In 2020, one of the founders of what is now CHA spoke at a voter awareness event with the American Medical Association. Dr. Stella Safo, an HIV primary care physician in New York, said that doctors often have not taken what they see – the impact of policies on their patients – and translated that into civic action.
“When you have food deserts or systemic racism and its impact on chronic illness, we as clinicians tend to see that and we see it consistently, and yet somehow doctors vote less than lawyers or farmers or teachers,” she said. Safo said she was “really fired up to get all of our physician colleagues and really any of our health care worker colleagues out to engage in voting this year.”
Two years later, what started out as a monthly newsletter with civic engagement resources for medical professionals has grown into a network of health collaborators with a common goal: increasing civic engagement across the board for patients and the professionals who take care of them.
One of the groups that CHA collaborates with is Nurses Who Vote, founded in 2018 by Elizabeth Cohn, a nurse practitioner and professor of nursing and community health at Hunter-Bellevue School of Nursing
“For us, civic engagement — engagement in voting particularly — is critical. … We see what happens when we don’t. Most certainly these things have been a motivator.” Cohn said about the impact of the COVID pandemic, monkeypox outbreak and the Dobbs decision. She pointed to a report by the Office of Disease Prevention and Health Promotion that identified voting as a social determinant of health.
“With that being included now, as a factor in healthy people, we know that voting can … actually improve community health and individual health,” she said.
Cohn said nurses divide pretty evenly between Republicans, Democrats and independents. She kept this in mind when she started Nurses Who Vote. Instead of trying to sway nurses to stand on a particular side of the aisle, she says, the work has been about leveraging the voting power of nurses to stand on the side of their patients and health.
The organization has spent the past five years creating space and engaging around issues that impact their field and patient health, including staffing, disproportionate mortality rates among Black infants and mothers, and access to health care. Its main goals? Getting nurses registered to vote and equipping them with the resources to make the most informed decision at the polls.
“We try to get nurses to look at every election through the lens of health because we all care deeply about the health of our patients, our communities,” Cohn said. “We’re really trying to unite nurses around using this lens of health to influence the choices they might make when they’re at the voting box.”

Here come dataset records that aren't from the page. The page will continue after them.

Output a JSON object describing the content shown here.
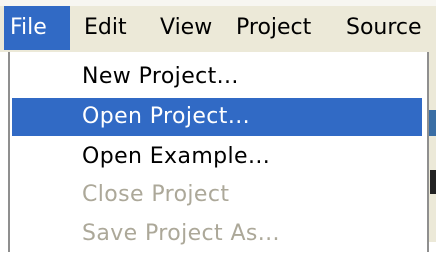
{
  "menubar": {
    "items": [
      {
        "label": "File",
        "active": true
      },
      {
        "label": "Edit",
        "active": false
      },
      {
        "label": "View",
        "active": false
      },
      {
        "label": "Project",
        "active": false
      },
      {
        "label": "Source",
        "active": false
      }
    ]
  },
  "file_menu": {
    "items": [
      {
        "label": "New Project...",
        "enabled": true,
        "highlighted": false
      },
      {
        "label": "Open Project...",
        "enabled": true,
        "highlighted": true
      },
      {
        "label": "Open Example...",
        "enabled": true,
        "highlighted": false
      },
      {
        "label": "Close Project",
        "enabled": false,
        "highlighted": false
      },
      {
        "label": "Save Project As...",
        "enabled": false,
        "highlighted": false
      }
    ]
  },
  "colors": {
    "menubar_bg": "#ece9d8",
    "highlight_bg": "#316ac5",
    "highlight_text": "#ffffff",
    "disabled_text": "#aca899",
    "menu_text": "#000000"
  }
}
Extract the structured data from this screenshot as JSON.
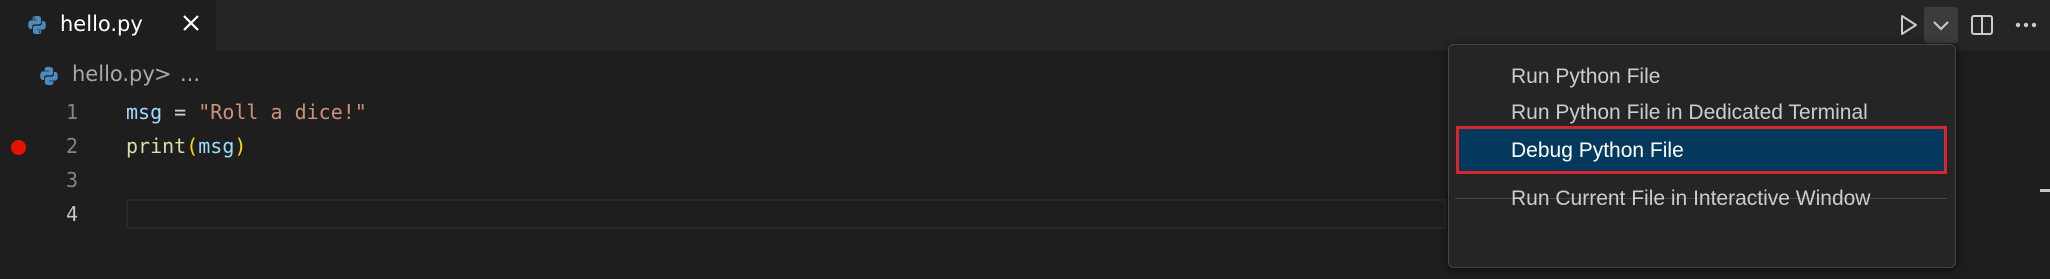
{
  "tab": {
    "filename": "hello.py"
  },
  "breadcrumb": {
    "file": "hello.py",
    "separator": ">",
    "more": "..."
  },
  "editor": {
    "line_numbers": [
      "1",
      "2",
      "3",
      "4"
    ],
    "lines": [
      {
        "tokens": [
          [
            "var",
            "msg"
          ],
          [
            "op",
            " = "
          ],
          [
            "str",
            "\"Roll a dice!\""
          ]
        ]
      },
      {
        "tokens": [
          [
            "fn",
            "print"
          ],
          [
            "paren",
            "("
          ],
          [
            "var",
            "msg"
          ],
          [
            "paren",
            ")"
          ]
        ],
        "breakpoint": true
      },
      {
        "tokens": []
      },
      {
        "tokens": [],
        "current": true
      }
    ]
  },
  "menu": {
    "items": [
      "Run Python File",
      "Run Python File in Dedicated Terminal",
      "Debug Python File",
      "Run Current File in Interactive Window"
    ],
    "selected_index": 2
  },
  "icons": {
    "file": "python-icon",
    "close": "close-icon",
    "run": "play-icon",
    "dropdown": "chevron-down-icon",
    "split": "split-editor-icon",
    "more": "more-actions-icon"
  },
  "colors": {
    "accent_selected": "#04395e",
    "highlight_border": "#d9262b",
    "breakpoint": "#e51400"
  }
}
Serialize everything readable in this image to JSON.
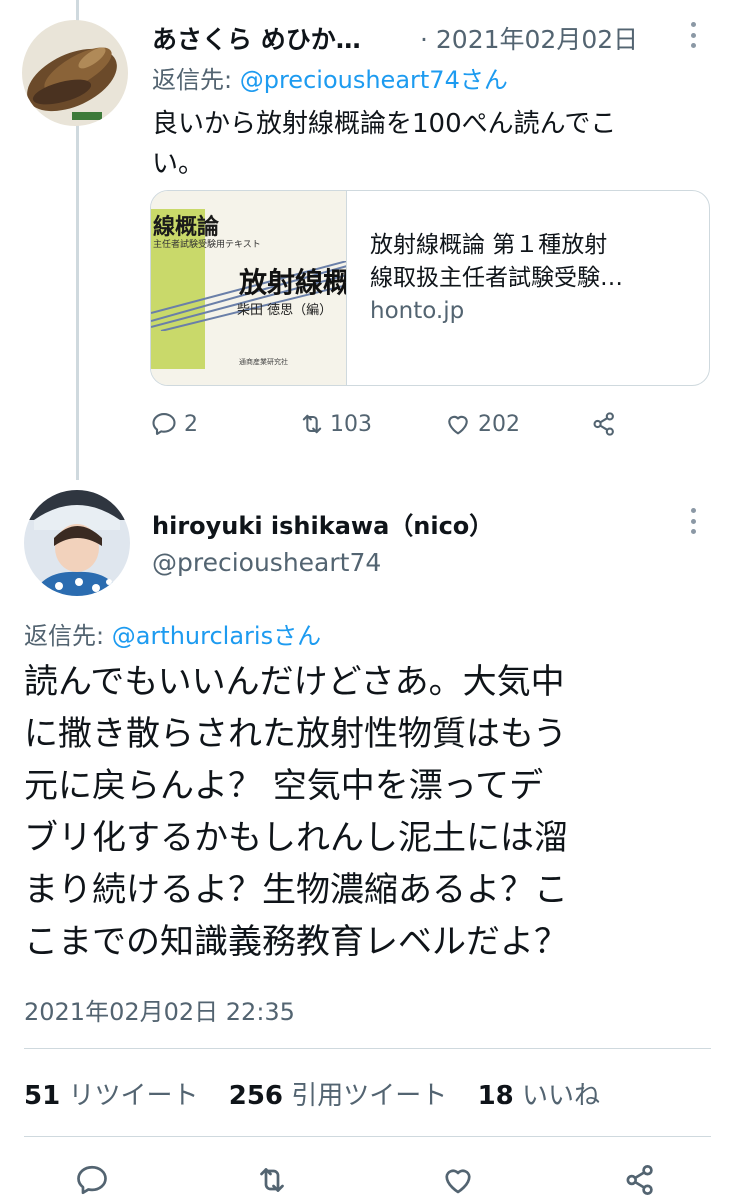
{
  "tweet1": {
    "author_name": "あさくら めひか…",
    "date": "· 2021年02月02日",
    "reply_prefix": "返信先:",
    "reply_handle": "@preciousheart74さん",
    "text_line1": "良いから放射線概論を100ぺん読んでこ",
    "text_line2": "い。",
    "card": {
      "thumb_title": "線概論",
      "thumb_subtitle": "主任者試験受験用テキスト",
      "thumb_big": "放射線概",
      "thumb_author": "柴田 徳思（編）",
      "thumb_publisher": "通商産業研究社",
      "title_line1": "放射線概論 第１種放射",
      "title_line2": "線取扱主任者試験受験…",
      "domain": "honto.jp"
    },
    "actions": {
      "replies": "2",
      "retweets": "103",
      "likes": "202"
    }
  },
  "tweet2": {
    "author_name": "hiroyuki ishikawa（nico）",
    "author_handle": "@preciousheart74",
    "reply_prefix": "返信先:",
    "reply_handle": "@arthurclarisさん",
    "lines": [
      "読んでもいいんだけどさあ。大気中",
      "に撒き散らされた放射性物質はもう",
      "元に戻らんよ？ 空気中を漂ってデ",
      "ブリ化するかもしれんし泥土には溜",
      "まり続けるよ？生物濃縮あるよ？こ",
      "こまでの知識義務教育レベルだよ？"
    ],
    "timestamp": "2021年02月02日 22:35",
    "stats": {
      "retweets_count": "51",
      "retweets_label": "リツイート",
      "quotes_count": "256",
      "quotes_label": "引用ツイート",
      "likes_count": "18",
      "likes_label": "いいね"
    }
  },
  "colors": {
    "link": "#1d9bf0",
    "secondary": "#536471",
    "border": "#cfd9de"
  },
  "icons": [
    "reply-icon",
    "retweet-icon",
    "like-icon",
    "share-icon",
    "more-icon"
  ]
}
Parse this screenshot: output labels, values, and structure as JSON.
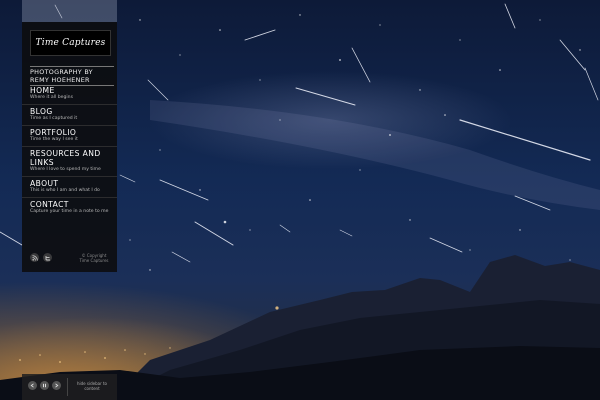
{
  "brand": {
    "logo_text": "Time Captures",
    "tagline_line1": "PHOTOGRAPHY BY",
    "tagline_line2": "REMY HOEHENER"
  },
  "nav": [
    {
      "title": "HOME",
      "subtitle": "Where it all begins"
    },
    {
      "title": "BLOG",
      "subtitle": "Time as I captured it"
    },
    {
      "title": "PORTFOLIO",
      "subtitle": "Time the way I see it"
    },
    {
      "title": "RESOURCES AND LINKS",
      "subtitle": "Where I love to spend my time"
    },
    {
      "title": "ABOUT",
      "subtitle": "This is who I am and what I do"
    },
    {
      "title": "CONTACT",
      "subtitle": "Capture your time in a note to me"
    }
  ],
  "social": {
    "first_icon": "rss-icon",
    "second_icon": "twitter-icon"
  },
  "footer": {
    "copyright_line1": "© Copyright",
    "copyright_line2": "Time Captures"
  },
  "player": {
    "hint_line1": "hide sidebar to",
    "hint_line2": "content"
  },
  "colors": {
    "sidebar_bg": "#0c0c0e",
    "sky_top": "#0d1a38",
    "city_glow": "#f0aa46"
  }
}
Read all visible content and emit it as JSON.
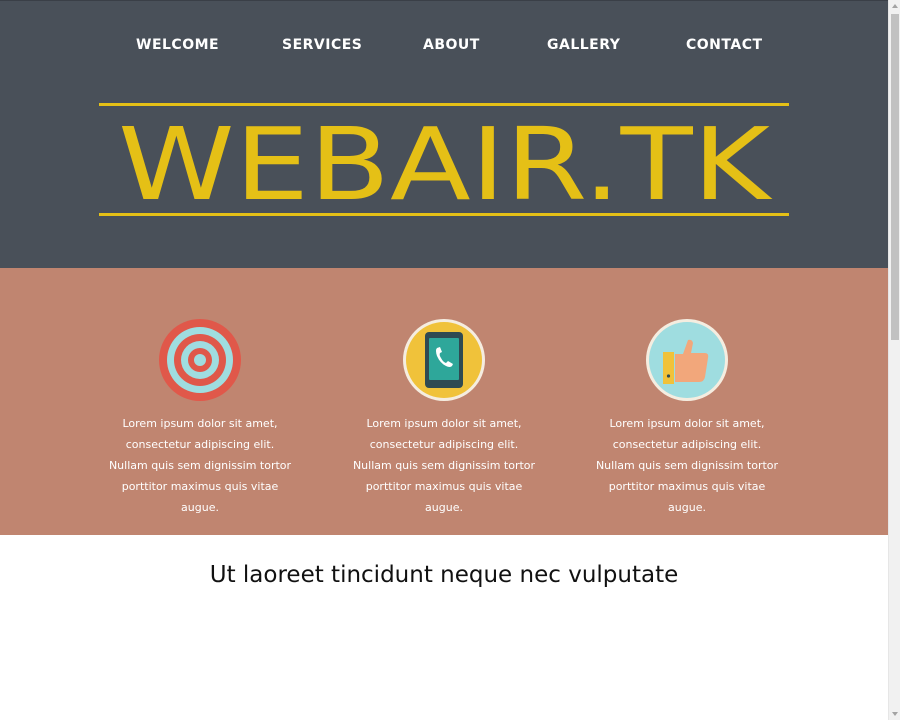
{
  "nav": {
    "items": [
      {
        "label": "WELCOME"
      },
      {
        "label": "SERVICES"
      },
      {
        "label": "ABOUT"
      },
      {
        "label": "GALLERY"
      },
      {
        "label": "CONTACT"
      }
    ]
  },
  "logo": {
    "text": "WEBAIR.TK",
    "color": "#e5c016"
  },
  "features": [
    {
      "icon": "target-icon",
      "text": "Lorem ipsum dolor sit amet, consectetur adipiscing elit. Nullam quis sem dignissim tortor porttitor maximus quis vitae augue."
    },
    {
      "icon": "phone-tablet-icon",
      "text": "Lorem ipsum dolor sit amet, consectetur adipiscing elit. Nullam quis sem dignissim tortor porttitor maximus quis vitae augue."
    },
    {
      "icon": "thumbs-up-icon",
      "text": "Lorem ipsum dolor sit amet, consectetur adipiscing elit. Nullam quis sem dignissim tortor porttitor maximus quis vitae augue."
    }
  ],
  "content": {
    "heading": "Ut laoreet tincidunt neque nec vulputate"
  },
  "colors": {
    "header_bg": "#495059",
    "accent": "#e5c016",
    "features_bg": "#c08570",
    "page_bg": "#ffffff"
  }
}
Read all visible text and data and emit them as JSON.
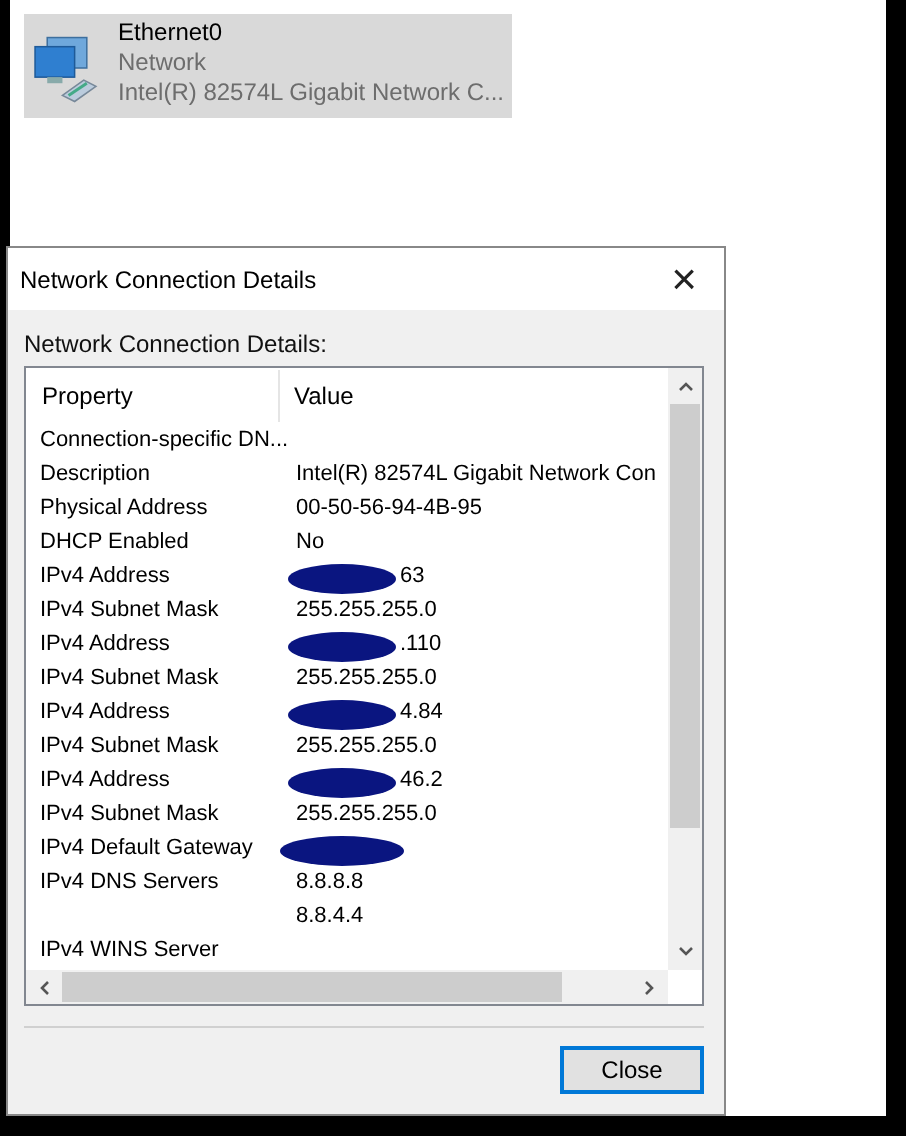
{
  "adapter": {
    "name": "Ethernet0",
    "network": "Network",
    "device": "Intel(R) 82574L Gigabit Network C...",
    "selected": true
  },
  "dialog": {
    "title": "Network Connection Details",
    "close_glyph": "×",
    "label": "Network Connection Details:",
    "columns": [
      "Property",
      "Value"
    ],
    "rows": [
      {
        "property": "Connection-specific DN...",
        "value": "",
        "redacted": false
      },
      {
        "property": "Description",
        "value": "Intel(R) 82574L Gigabit Network Con",
        "redacted": false
      },
      {
        "property": "Physical Address",
        "value": "00-50-56-94-4B-95",
        "redacted": false
      },
      {
        "property": "DHCP Enabled",
        "value": "No",
        "redacted": false
      },
      {
        "property": "IPv4 Address",
        "value": "63",
        "redacted": true
      },
      {
        "property": "IPv4 Subnet Mask",
        "value": "255.255.255.0",
        "redacted": false
      },
      {
        "property": "IPv4 Address",
        "value": ".110",
        "redacted": true
      },
      {
        "property": "IPv4 Subnet Mask",
        "value": "255.255.255.0",
        "redacted": false
      },
      {
        "property": "IPv4 Address",
        "value": "4.84",
        "redacted": true
      },
      {
        "property": "IPv4 Subnet Mask",
        "value": "255.255.255.0",
        "redacted": false
      },
      {
        "property": "IPv4 Address",
        "value": "46.2",
        "redacted": true
      },
      {
        "property": "IPv4 Subnet Mask",
        "value": "255.255.255.0",
        "redacted": false
      },
      {
        "property": "IPv4 Default Gateway",
        "value": "",
        "redacted": true
      },
      {
        "property": "IPv4 DNS Servers",
        "value": "8.8.8.8",
        "redacted": false
      },
      {
        "property": "",
        "value": "8.8.4.4",
        "redacted": false
      },
      {
        "property": "IPv4 WINS Server",
        "value": "",
        "redacted": false
      }
    ],
    "button": "Close"
  }
}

For Cohn, this has meant informational programming and campaigning around environmental issues and Medicare expansion. The Nurses Who Vote website links to a database of candidates running for office as well as Election Day resources for voting. Most recently the group has been promoting the #nursesvote challenge, where nurses use the hashtag to show off their civic activity.
Nurses Who Vote and CHA have also worked to encourage patients to register and vote.
They’re working with Vot-ER, a nonpartisan nonprofit organization working to integrate civic engagement into health care from medical schools to doctor’s offices to hospital emergency rooms. The organization has helped thousands of people get registered to vote and boasts that it has programs in over 500 hospitals and care clinics across the country.
Cohn said the groups aren’t pushing people to support specific candidates or parties, just to think about health care when they are making their choice, especially as politicians are making decisions that directly impact how clinicians do their work.
“Honestly the exam room is getting crowded. It’s us, the patient, the lawyer and the legislation all in there, and that’s no way to treat people,” she said.